Burkina Demain : Vous avez animé une conférence de presse ce 29 septembre dernier. Quelle a été la teneur du message que vous avez voulu livrer aux journalistes ?
Me Alexandre Varaut : LA conférence de presse était symbolique puisque c’était le premier anniversaire de la détention de Djibrill Bassolé qui est en prison depuis un an. Un an, c’est très long quand on a rien à se reprocher et en plus quand on est privé de sa famille. Un an, c’est très long, quand les explications que l’on donne au fur et à mesure, pour le moment, ne sont pas encore entendues. C’était donc important pour moi d’être à Ouagadougou afin de rencontrer Djibrill, la presse ainsi que le juge d’instruction pour qu’on ne l’oublie pas. L’objectif, c’est qu’il soit libéré car cela n’a que trop duré.
Vous avez eu une rencontre avec le juge d’instruction. Qu’est-ce qu’il en ressort ?
J’ai rencontré le juge d’instruction et je suis persuadé qu’il veut bien faire. Je vois qu’il y a la partie judiciaire et la partie politique. Dans la partie d’instruction je sais que le juge va bien faire son travail mais on ne peut pas ne pas reconnaître que Djibrill Bassolé est en prison uniquement parce que c’est un homme politique. On a commencé à l’écarter de l’élection présidentielle par la loi constitutionnelle. Après il y a eu le putsch auquel il n’a pas participé. D’ailleurs, il n’était même pas à Ouagadougou et on a réussi à faire comme s’il était un des acteurs ou un bénéficiaire. Donc, il s’est retrouvé en prison parce que d’autres que lui auxquels il n’avait rien demandé, ni ordonné, dont il n’attendait rien d’eux, ont voulu protéger leurs intérêts personnels et ceux du régiment de sécurité présidentiel qui n’intéressait pas particulièrement Bassolé. Il n’avait ni de lien avec le RSP ni avec le putsch. Par conséquent, on s’est servi de ce putsch pour l’éliminer de la scène politique du Burkina Faso.
Vous êtes sur le point de prendre votre vol retour sur Paris. Quelle appréciation ou bilan faites-vous de votre présent séjour au Burkina ?
Je suis content d’être venu puisque j’ai pu voir Djibrill et bien d’autres journalistes qui s’intéressent à sa situation, qui sont prêts à entendre, à être le relai auprès des Burkinabè, de notre inquiétude. Je pense qu’au début le peuple Burkinabè avait des inquiétudes, peut être pour certains mêmes des soupçons mais petit à petit l’opinion s’est retournée, trouvant qu’un an, c’est long pour que quelqu’un soit emprisonné pour des soupçons. Si seulement il y avait des preuves ou s’il avait vraiment participé à un putsch ou encore s’il en avait été un des organisateurs, au bout d’un an d’enquête on l’aurait su. Mais au bout d’un an d’enquête, il n’y a toujours rien. Alors il est temps d’en tirer les conséquences et de le remettre en liberté.
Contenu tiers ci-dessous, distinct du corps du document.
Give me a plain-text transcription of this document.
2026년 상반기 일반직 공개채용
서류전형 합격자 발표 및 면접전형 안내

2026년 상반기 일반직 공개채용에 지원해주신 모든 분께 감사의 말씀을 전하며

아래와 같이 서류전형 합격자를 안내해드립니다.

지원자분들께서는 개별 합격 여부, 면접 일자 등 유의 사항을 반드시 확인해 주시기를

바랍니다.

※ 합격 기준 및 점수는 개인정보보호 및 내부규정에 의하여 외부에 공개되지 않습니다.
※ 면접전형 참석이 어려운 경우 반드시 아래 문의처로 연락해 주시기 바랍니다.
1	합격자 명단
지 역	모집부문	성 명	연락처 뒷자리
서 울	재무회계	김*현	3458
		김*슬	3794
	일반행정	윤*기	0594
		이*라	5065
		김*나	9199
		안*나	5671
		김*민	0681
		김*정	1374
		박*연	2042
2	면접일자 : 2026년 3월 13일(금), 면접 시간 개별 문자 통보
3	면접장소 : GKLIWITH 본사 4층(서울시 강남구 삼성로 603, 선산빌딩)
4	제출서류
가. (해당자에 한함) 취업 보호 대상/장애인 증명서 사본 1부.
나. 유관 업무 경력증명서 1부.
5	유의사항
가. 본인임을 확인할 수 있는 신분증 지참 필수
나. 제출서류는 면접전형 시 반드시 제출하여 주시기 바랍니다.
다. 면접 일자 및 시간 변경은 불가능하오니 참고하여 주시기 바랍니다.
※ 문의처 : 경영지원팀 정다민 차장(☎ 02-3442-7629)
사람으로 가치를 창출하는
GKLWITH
Vous avez pu voir Djibrill Bassolé. Comment l’avez-vous trouvé ?
Cela fait la deuxième fois que j’ai vu Bassolé. Je trouve que son moral est bon. Même s’il trouve le temps long, il a de l’espoir, il aime bien son pays, c’est un vrai patriote. Il voudrait se voir libre pour pouvoir être utile à son pays parce que nous avons tous besoin de liberté. Mais, surtout il a rage de voir que le Burkina Faso ne va pas bien et lui, il est en prison, il ne peut rien faire pour l’aider. Mais, il y a une chose qu’on peut constater…
Laquelle ?
C’est que tous les ennuis de Djibrill datent de l’époque de la transition et de celle de l’ex- premier Isaac Zida. Il semble qu’on a compris maintenant qui était Zida. Donc c’est assez curieux que Zida qui est à l’origine de la détention de Djibrill pour l’éliminer, soit caché aujourd’hui à l’étranger avec, dit-on, beaucoup d’argent et Bassolé qui n’a rien fait, soit en prison. Je sais que le Burkina est en train de rentrer dans une nouvelle ère et phase politique.
Comment une nouvelle ère ?
Parce que hier (ndlr : c’était le 29 septembre 2016) en même temps que le premier anniversaire de la détention de Djibrill Bassolé, il y avait l’installation de la commission constitutionnelle pour la cinquième république. Et le principe même d’une constitution comme celle que veut se donner le Burkina, c’est la liberté, la démocratie et la séparation des pouvoirs. Séparer les pouvoirs c’est-à dire que les politiques ne s’occupent plus de la justice, le président de la république n’a plus d’autorité sur le tribunal et le ministre de la justice n’est pas partie civile dans les procès comme celui qui est là actuellement.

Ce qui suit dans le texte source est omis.